Abstract

This study assesses snow response in the Assiniboine-Red River basin, located in the Lake Winnipeg watershed, due to anthropogenic climate change. We use a process-based distributed snow model driven by an ensemble of eight statistically downscaled global climate models (GCMs) to project future changes under policy-relevant global mean temperature (GMT) increases of 1.0 °C to 3.0 °C above the pre-industrial period. Results indicate that basin scale seasonal warmings generally exceed the GMT increases, with greater warming in winter months. The majority of GCMs project wetter winters and springs, and drier summers, while autumn could become either drier or wetter. An analysis of snow water equivalent (SWE) responses under GMT changes reveal higher correlations of snow cover duration (SCD), snowmelt rate, maximum SWE (SWEmax) and timing of SWEmax with winter and spring temperatures compared to precipitation, implying that these variables are predominantly temperature controlled.
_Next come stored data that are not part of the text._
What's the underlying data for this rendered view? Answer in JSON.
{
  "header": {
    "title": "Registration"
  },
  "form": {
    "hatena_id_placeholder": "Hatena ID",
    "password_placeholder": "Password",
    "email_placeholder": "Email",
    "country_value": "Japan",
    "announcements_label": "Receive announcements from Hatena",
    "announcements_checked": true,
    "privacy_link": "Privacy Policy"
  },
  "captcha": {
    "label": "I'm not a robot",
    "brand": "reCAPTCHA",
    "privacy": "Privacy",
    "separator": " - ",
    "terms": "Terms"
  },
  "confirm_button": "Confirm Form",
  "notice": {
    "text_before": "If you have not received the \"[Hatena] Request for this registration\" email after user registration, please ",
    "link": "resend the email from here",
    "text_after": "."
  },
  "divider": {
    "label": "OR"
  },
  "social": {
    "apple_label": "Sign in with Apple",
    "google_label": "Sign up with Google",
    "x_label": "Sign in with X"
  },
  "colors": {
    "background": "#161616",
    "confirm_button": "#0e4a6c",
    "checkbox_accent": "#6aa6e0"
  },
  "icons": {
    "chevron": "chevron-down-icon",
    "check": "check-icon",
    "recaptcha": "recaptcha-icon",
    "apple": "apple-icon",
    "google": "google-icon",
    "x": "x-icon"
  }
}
Consequently, under the GMT increases from 1.0 °C to 3.0 °C, the basin will experience successively shorter SCD, slower snowmelt, smaller monthly SWE and SWEmax, earlier SWEmax, and a transition from snow-dominated to rain-snow hybrid regime. Further, while the winter precipitation increases for some GCMs compensate the temperature-driven changes in SWE, the increases for most GCMs occur as rainfall, thus limiting the positive contribution to snow storage. Overall, this study provides a detailed diagnosis of the snow regime changes under the policy-relevant GMT changes, and a basis for further investigations on water quantity and quality changes.